В переводе-то  с английского  слово   «schmo»    с американским идишеизмом,  означало  -   тупица, зануда,  пень,  старый пень,  дурак,   и  имеет   ещё кучу  такого же плана нелицеприятных синонимов, типа чмо болотного,  чайника,  и хмыря.  А  с   его  родного, с идиша,   так и вовсе «shmok» -   значит  -  пенис,   поц,   дурак, мудак,  короче просто шлымазл, заканчивающийся, как венец всех этих несчастий,  синонимом– маленький человек, которым этот  в мечтах своих  бизон  Йосик,  явно себя не считал, иначе, зачем бы  он  всем обещал особым способом поквитаться, называя  такое, закрывшимися калитками перед носом врага.
 
«Но не делал бы ты дерьма людям,  как говорится,  не нажил бы, ты,  старый тупица,  в таком количестве себе  врагов» -   гласила  давно известная и уже даже прописная истина, о которой   60-летний отрок   даже не догадывался,  и потому продолжал  усиленно гадить вокруг себя, как видно,  для того, чтобы потом  у него был  очередной повод ещё раз сделать страшные глаза,  и изобразить  из себя Карабаса Барабаса.

Короче, вполне достаточно было быть в курсе,  как расшифровывается аббревиатура ЧМО, состоящая  всего из трёх букв, но означающая -  Человек Морально Опустившийся, чтобы сходу настигло полное  понимание всего остального, и присутствующей  в характере Йосифа  бессовестности,  и полной аморальности  с тупизной вместе взятой, и других черт, означающих всю пакостность  его  чмошнической  натуры...

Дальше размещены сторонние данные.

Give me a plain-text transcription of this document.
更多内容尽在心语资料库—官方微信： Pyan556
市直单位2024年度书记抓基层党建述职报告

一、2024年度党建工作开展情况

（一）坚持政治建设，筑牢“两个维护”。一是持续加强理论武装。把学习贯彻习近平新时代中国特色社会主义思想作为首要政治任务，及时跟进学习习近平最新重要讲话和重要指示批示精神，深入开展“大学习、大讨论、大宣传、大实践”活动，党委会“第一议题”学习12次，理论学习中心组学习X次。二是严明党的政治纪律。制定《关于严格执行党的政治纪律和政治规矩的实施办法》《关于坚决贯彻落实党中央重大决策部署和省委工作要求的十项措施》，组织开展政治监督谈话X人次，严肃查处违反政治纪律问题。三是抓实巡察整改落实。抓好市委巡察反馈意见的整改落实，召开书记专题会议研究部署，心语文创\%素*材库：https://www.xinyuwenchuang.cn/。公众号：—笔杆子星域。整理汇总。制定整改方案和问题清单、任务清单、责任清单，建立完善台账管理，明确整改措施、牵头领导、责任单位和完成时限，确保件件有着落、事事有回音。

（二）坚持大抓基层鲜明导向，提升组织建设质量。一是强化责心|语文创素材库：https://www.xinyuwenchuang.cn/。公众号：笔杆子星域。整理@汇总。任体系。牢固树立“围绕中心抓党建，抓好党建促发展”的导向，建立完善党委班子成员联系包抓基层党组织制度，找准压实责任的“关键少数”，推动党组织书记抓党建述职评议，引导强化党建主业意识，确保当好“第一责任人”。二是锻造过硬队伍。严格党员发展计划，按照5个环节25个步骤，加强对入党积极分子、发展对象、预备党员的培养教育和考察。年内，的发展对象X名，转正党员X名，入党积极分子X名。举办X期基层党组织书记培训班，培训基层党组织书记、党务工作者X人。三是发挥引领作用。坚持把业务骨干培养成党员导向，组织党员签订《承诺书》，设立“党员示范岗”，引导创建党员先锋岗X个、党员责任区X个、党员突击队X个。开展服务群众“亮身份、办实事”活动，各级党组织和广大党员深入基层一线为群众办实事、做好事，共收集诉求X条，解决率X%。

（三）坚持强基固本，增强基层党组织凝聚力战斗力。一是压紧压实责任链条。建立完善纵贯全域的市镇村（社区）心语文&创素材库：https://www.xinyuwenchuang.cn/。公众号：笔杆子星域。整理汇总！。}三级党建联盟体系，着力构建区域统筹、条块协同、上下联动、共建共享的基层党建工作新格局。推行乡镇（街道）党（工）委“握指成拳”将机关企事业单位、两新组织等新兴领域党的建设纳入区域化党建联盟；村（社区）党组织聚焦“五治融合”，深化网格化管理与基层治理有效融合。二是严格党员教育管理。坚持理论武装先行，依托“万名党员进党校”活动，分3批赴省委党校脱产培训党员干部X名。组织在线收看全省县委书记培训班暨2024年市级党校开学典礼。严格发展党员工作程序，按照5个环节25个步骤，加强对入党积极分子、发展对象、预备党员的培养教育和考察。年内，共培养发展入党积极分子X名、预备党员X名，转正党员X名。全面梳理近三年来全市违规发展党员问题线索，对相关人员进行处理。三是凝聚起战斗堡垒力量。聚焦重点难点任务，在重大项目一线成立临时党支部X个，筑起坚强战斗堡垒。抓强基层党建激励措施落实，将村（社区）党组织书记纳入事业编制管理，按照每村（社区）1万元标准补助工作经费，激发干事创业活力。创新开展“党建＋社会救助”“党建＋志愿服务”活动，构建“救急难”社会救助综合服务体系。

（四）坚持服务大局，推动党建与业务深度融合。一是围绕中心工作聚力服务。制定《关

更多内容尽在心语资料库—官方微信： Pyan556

 И  помимо  своей абсолютной   морале -  неустойчивости,    был  он  ещё и    просто  жутким занудой,  причём в  такой невероятной математической   степени,  что от него  часто     стонали не   только   те люди,  что на свою беду,  того не желая,  сталкивались  с ним случайно   по жизни, но и его близкие друзья и знакомые,   которые  потом, проклиная тот  день и  час,  когда с ним познакомились,     в  сердцах и за глаза   называли  его  знакомо      чмом, и бежали от него без оглядки. А, если  имели  еще и представление обо  всех остальных  синонимах его  замечательного  прозвища,    о том, что   и слово член или  пенис  тоже  входит в тот перечень, только  пенисом,  в действительности,  был его собственный пенис, который он боготворил  больше простых    людей,  а не он сам,   так и вовсе крестились, что удачно  расстались  с  шлымазлом, не успевшим им по крупному нагадить, рассказав, как всегда с угрозой в голосе, про свои последние  захлопнувшиеся  калитки, потому что свою дверь  перед   носом этого  чмо  они закрывали прочно и  навсегда.

В общем, вся   безнравственность этого       типа,   упиралась в то, чем он больше всего на свете кичился,   не понимая,  на самом деле, что это означает, теми своими  некоторыми  особенностями собственного  воспитания,  потому что   считал  себя  принадлежащим  к  аристократическим  кровям, и был  в этом абсолютно уверен, в том, что он аристократ,   но, почему-то,  при этом  постоянно  забывал     о  своём истинном  плебейском  происхождении.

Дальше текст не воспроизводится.